Her kim "Rabbim Allah" diyerek , bu sözün gerektirdiği yaşantı üzerinde olursa Allah'ın yardımı ona ulaşacak, ve arkasında büyük bir güç olduğunu bilerek ona göre hareket edecektir. Meleklerin Kur'an'da, Allah (c.c) nin iman eden kullarına olan yardımının vasıtası olması açısından bir göreve sahip olduğu beyan edildiği için , bu anlatım Meleklerin lisanı üzerinden gerçekleştirilmektedir.
Kur'an gayb alanına giren konuları zihnimizin algılaması mümkün olmadığı için, zihin dünyamızın tecrübe alanına giren konulara benzeterek anlatmaktadır. Allah (c.c) gayb alanına girmesi nedeniyle bizim kendisini tanıyabilmemiz için zihin dünyamızın aşina olduğu bir kavram olan, mülk ve saltanat sahibi olan bir hükümdara benzeterek anlatmaktadır.
Melek kavramı ise bu benzetme ile alakalı olarak , bir hükümdarın çevresinde olan , elçi , danışman , ordu gibi unsurların somut bir hale getirilmiş olmasını ifade etmektedir. Allah (c.c) bir hükümdar olarak meleklerden elçiler seçmekte (Hacc s.75 , Nahl s. 2) , etrafında "Mele i Ala" dediği danışmanları bulunmakta (Sad s. 69 , Saffat s. 8) , düşmanlarını bozguna uğratacak orduları bulunmaktadır (Enfal s. 40 , Fetih s. 4-7).
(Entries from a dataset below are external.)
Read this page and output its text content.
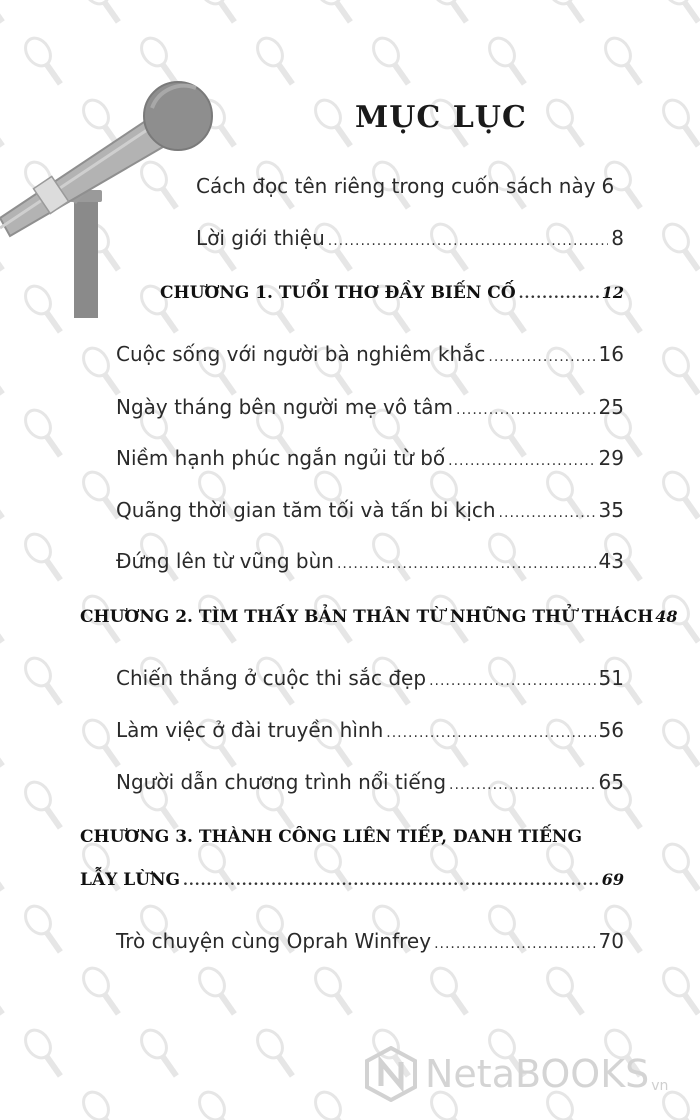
MỤC LỤC
Cách đọc tên riêng trong cuốn sách này 6
Lời giới thiệu .....	8
CHƯƠNG 1. TUỔI THƠ ĐẦY BIẾN CỐ .....	12
Cuộc sống với người bà nghiêm khắc .....	16
Ngày tháng bên người mẹ vô tâm .....	25
Niềm hạnh phúc ngắn ngủi từ bố .....	29
Quãng thời gian tăm tối và tấn bi kịch .....	35
Đứng lên từ vũng bùn .....	43
CHƯƠNG 2. TÌM THẤY BẢN THÂN TỪ NHỮNG THỬ THÁCH 48
Chiến thắng ở cuộc thi sắc đẹp .....	51
Làm việc ở đài truyền hình .....	56
Người dẫn chương trình nổi tiếng .....	65
CHƯƠNG 3. THÀNH CÔNG LIÊN TIẾP, DANH TIẾNG
LẪY LỪNG .....	69
Trò chuyện cùng Oprah Winfrey .....	70
NetaBOOKS vn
Allah (c.c) mülk sahibi bir hükümdar olarak , mülkünün ve mülkü üzerinde yaşayan, ve onu gerçek rab ve ilah olarak kabul etmiş olan kullarının da koruyucusudur. Bu korumayı bizlere zihin dünyamızın aşina olduğu "Ordu" kavramı ile anlatmaktadır. Kendisine baş kaldıranları helak etmek için, veya kendisini ilah ve rab olarak tanıyan kullarını korumak için gerekli olan güç "Allah'ın Orduları" deyimi şeklinde , Kur'an içindeki ayetlerde kullanılmaktadır. Allah'ın ordularının mensubu olan askerler de haliyle gaybi bir kavram dahilinde olacak, ve bu ordular "Melek" kavramı ile ifade edilecektir.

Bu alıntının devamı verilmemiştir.